Lelaki disampingnya, Bara, menatap lekat-lekat mata wanita itu. Aku sangat beruntung mencinta dan memilikimu. Gumamnya dalam hati ketika mendengarkan perempuan itu bercerita.
“Kamu tau apa yang membuat senja itu indah?” Tanya nya pada kekasihnya. Dengan ringan Bara pun menggelengkan kepalanya. “Karna senja hanya datang Cuma sekejap. Senja tidak bertahan lama seperti pagi dan malam. Senja tidak akan sepanas ketika siang hari dan tidak sedingin pula ketika malam hari. Senja begitu sederhana. Dan itu yang membuat senja menjadi indah dan itu pula yang membuat kita begitu menghargainya, meskipun datang hanya untuk sekedar menyapa lalu hilang ditelan malam yang datang.” tuturnya dengan senyum hangat dari Anastasya. Bagiku kau yang paling indah Anastasya. Sekali lagi gumamnya dalam hati lelaki itu karna begitu terpesona oleh mata dan senyum kekasihnya.
”dan kamu tau? Aku kira senja itu seperti kebahagiaan dalam hidupku.” Kata Anastasya lagi. Dan Bara mencoba menerka-nerka apa maksudnya.
“ Iya senja itu ibarat kebahagiaan dalam hidupku. Kebahagiaan yang datang hanya sesaat. Tidak seperti kesedihan yang kualami yang datang berkepanjangan.

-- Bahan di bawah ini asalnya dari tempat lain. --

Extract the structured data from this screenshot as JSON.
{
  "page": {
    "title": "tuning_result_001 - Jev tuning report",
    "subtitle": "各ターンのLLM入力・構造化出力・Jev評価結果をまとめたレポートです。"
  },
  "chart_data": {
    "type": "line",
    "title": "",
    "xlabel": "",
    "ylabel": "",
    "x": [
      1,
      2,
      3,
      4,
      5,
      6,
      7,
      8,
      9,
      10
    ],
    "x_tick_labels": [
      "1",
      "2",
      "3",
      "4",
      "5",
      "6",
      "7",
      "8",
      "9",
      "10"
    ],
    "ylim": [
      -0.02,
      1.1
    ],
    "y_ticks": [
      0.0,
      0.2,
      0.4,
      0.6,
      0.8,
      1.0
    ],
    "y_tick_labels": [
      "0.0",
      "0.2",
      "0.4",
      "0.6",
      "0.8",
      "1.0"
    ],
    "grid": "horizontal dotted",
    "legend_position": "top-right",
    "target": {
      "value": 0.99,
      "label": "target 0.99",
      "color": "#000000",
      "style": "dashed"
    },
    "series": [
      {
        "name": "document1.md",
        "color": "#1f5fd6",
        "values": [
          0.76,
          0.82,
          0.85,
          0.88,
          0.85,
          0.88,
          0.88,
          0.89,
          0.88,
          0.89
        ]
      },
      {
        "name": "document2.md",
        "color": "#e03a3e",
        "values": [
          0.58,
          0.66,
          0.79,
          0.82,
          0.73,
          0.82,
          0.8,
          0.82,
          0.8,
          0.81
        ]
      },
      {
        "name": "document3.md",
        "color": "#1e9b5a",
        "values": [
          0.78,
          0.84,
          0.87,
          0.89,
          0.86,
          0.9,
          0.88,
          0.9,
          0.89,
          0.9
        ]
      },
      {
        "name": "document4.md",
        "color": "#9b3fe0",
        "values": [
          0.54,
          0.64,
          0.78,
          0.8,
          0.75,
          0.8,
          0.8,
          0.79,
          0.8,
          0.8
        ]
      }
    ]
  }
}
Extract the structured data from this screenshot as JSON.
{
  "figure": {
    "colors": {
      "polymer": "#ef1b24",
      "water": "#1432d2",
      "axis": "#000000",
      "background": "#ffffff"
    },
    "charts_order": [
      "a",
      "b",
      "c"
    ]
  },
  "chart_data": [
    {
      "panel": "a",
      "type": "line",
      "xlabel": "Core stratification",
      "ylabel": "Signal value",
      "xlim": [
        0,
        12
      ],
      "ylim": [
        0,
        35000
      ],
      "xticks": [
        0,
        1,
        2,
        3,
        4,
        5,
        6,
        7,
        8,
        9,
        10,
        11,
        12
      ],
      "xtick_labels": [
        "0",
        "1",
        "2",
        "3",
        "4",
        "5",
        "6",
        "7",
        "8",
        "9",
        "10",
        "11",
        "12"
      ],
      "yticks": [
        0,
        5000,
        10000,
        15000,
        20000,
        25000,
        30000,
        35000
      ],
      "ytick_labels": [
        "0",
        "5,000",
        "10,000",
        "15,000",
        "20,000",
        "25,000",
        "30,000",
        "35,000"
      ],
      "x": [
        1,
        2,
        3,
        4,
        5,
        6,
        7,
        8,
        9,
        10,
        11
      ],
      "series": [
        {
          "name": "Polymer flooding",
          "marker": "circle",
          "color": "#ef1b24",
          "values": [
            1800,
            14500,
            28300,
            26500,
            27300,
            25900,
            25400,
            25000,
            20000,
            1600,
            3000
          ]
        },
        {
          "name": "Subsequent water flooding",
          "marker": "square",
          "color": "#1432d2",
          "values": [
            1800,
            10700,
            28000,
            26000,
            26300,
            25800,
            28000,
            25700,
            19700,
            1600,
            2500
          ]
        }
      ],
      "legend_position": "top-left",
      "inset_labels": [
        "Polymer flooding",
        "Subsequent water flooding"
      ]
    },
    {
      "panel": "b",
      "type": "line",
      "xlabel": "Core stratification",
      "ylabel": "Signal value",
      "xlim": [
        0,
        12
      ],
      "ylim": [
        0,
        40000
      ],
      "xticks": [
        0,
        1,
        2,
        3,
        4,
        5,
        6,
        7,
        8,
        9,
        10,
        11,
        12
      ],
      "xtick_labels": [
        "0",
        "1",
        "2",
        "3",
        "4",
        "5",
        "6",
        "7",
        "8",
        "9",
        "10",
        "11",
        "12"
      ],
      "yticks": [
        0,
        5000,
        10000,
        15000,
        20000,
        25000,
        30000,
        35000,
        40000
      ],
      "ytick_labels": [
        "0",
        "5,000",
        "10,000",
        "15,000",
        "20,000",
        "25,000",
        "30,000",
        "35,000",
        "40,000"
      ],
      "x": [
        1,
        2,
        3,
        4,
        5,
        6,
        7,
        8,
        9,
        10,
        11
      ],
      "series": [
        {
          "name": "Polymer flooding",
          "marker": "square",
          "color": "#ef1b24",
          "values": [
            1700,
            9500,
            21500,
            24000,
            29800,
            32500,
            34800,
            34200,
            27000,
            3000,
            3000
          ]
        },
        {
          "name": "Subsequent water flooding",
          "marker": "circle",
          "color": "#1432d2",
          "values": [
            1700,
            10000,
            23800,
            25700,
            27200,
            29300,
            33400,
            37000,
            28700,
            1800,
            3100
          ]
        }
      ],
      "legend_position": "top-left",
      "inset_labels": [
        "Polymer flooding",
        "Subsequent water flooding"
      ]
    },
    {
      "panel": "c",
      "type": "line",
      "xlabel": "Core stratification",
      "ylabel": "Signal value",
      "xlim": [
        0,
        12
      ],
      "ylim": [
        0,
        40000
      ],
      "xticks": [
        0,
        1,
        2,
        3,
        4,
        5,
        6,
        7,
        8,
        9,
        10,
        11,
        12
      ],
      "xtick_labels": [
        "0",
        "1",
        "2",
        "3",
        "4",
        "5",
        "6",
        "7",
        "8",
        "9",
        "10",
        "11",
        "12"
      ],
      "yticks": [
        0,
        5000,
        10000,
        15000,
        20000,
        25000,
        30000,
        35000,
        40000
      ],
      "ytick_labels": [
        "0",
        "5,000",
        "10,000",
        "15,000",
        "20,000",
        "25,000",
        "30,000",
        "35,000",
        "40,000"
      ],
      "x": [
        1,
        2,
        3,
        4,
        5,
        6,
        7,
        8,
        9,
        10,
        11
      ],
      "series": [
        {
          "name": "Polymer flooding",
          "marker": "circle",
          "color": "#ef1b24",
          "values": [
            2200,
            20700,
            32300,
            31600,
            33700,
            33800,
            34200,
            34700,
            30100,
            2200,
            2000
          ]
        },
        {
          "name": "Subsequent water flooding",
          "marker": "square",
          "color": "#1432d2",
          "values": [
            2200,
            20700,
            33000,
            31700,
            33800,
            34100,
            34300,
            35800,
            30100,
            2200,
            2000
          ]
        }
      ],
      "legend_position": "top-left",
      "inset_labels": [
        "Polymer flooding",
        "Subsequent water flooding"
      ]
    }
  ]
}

Kebahagiaan dalam hidupku hanya datang sesaat. Dan slah satu kebahagiaan yang aku rasakan ialah sejak aku bersama mu. Dan mungkin suatu saat nanti, kebahagiaan itu juga sesaat.” Kata Anastasya sambil menepatkan kepalanya di pundak kekasihnya. Bara menatap kekasihnya dengan aneh.
“apa maksudnya kebahagiaan dengan diriku pun hanya sesaat, Anastasya?”. Anastasya hanya menjawab dengan menggelengkan kepala.
“ah enggak kok, aku hanya mengarang saja. Kamu tau kan kalau aku suka berimajinasi hehe” timpal Anastasya sekenanya. Bara hanya diam, begitu tak mengerti tapi dia mencoba untuk tak memikirkan jawaban Anastasya itu. Ia hanya mampu menatap kekasihnya itu dengan penuh kagum.
•
Sekelebat kenangan nya tentang Anastasya pun menguak dalam kepalanya. Tiba-tiba ponselnya berdering. Home. Panggilan dari rumah. “halo assalamualaikum Den Bara.” Suara pembantu di seberang sana. Bara menjawabnya dengan sedikit lesu. “Den, Non tasya ngamuk tadi. Den Bara mending cepat pulang. Tadi Non berusaha bunuh diri tapi untung saya bisa mencegahnya. Den lebih baik cepet pulang”.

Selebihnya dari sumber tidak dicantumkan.